Don’t rush Easter morning. Don’t skip ahead to “the good part.” Don’t pretend today never happened and Jesus isn’t dead. Don’t fail to mourn or be heartbroken or rest in this space of confusion and grief.
We need today. Don’t tell me about tomorrow and don’t tell me about Sunday, not yet.
Today we learn how to have our hearts shattered by tragedy and our lives torn apart by the unexpected because tomorrow we will have friend who has lost a child, been diagnosed with a terminal disease, remembers they were abused as a child, or learns their spouse has been unfaithful.
Today we learn how to fall apart because tomorrow might be our day to lose a loved one, get into an accident, or sit before the doctor.
On those tomorrows that will bring pain and suffering, we will need to understand deeply what Good Friday feels like. We will need to know how to sit with and in suffering that will try to overwhelm us.

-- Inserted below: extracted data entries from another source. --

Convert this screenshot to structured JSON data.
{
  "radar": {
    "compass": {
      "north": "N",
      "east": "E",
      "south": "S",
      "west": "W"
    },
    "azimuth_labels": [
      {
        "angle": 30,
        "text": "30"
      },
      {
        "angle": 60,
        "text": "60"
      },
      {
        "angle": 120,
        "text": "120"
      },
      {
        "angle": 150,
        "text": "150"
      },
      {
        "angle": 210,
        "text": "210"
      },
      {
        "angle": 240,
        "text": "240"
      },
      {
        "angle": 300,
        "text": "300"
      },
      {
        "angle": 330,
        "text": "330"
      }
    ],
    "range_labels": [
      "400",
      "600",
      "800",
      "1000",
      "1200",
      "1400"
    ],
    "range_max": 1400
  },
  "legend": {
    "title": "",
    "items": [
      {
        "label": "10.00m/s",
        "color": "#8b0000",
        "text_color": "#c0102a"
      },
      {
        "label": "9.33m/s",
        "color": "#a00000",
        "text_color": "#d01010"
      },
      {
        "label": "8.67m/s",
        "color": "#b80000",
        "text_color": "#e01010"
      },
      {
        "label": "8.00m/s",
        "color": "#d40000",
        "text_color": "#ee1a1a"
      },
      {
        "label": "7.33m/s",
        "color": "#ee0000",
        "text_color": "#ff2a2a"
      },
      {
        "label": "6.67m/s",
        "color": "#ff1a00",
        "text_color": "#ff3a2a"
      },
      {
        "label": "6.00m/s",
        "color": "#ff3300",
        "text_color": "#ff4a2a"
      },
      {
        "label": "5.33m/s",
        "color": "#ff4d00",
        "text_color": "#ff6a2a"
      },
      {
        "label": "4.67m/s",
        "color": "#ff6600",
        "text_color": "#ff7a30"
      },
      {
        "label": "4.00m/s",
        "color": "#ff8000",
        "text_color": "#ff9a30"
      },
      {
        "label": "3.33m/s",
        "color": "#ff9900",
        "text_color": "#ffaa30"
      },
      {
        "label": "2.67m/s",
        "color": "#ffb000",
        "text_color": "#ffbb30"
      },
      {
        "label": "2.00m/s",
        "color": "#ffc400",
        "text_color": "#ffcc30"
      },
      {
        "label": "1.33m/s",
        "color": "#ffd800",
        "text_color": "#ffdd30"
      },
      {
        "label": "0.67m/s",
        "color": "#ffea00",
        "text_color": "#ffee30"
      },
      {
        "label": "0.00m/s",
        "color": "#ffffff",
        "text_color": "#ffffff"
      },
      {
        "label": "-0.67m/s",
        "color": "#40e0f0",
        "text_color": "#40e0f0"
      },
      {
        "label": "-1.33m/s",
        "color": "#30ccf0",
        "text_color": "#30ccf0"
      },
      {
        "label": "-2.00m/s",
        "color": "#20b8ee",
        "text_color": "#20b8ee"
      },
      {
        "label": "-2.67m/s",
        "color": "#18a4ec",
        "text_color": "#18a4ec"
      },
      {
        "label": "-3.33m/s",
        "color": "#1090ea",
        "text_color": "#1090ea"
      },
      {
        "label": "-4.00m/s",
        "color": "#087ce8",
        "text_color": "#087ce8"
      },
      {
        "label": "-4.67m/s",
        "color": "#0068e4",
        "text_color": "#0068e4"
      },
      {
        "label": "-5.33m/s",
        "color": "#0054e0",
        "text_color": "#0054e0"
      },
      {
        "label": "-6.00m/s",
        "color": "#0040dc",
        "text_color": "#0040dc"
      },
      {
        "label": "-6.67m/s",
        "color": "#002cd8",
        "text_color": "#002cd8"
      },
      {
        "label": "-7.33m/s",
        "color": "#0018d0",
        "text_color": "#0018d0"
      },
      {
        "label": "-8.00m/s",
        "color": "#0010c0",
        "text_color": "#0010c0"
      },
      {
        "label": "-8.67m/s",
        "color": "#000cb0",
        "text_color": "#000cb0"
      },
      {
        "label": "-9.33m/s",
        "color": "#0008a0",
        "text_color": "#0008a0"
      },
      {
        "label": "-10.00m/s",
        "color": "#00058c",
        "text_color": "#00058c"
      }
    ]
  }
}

And we will need to know how to sit in that space without trying to rush to Easter Sunday, desperately grasping for a bright side, a reason, or a light at the end of the tunnel.
Sometimes there is no light. At least, none that can be perceived by the human eye nor the human heart.
It is Good Friday. Let it be Good Friday. Let us know and learn how things fall apart without magic instructions showing us how to put them back together. Life offers no such cheat sheet so we must learn about confusion and chaos and falling apart.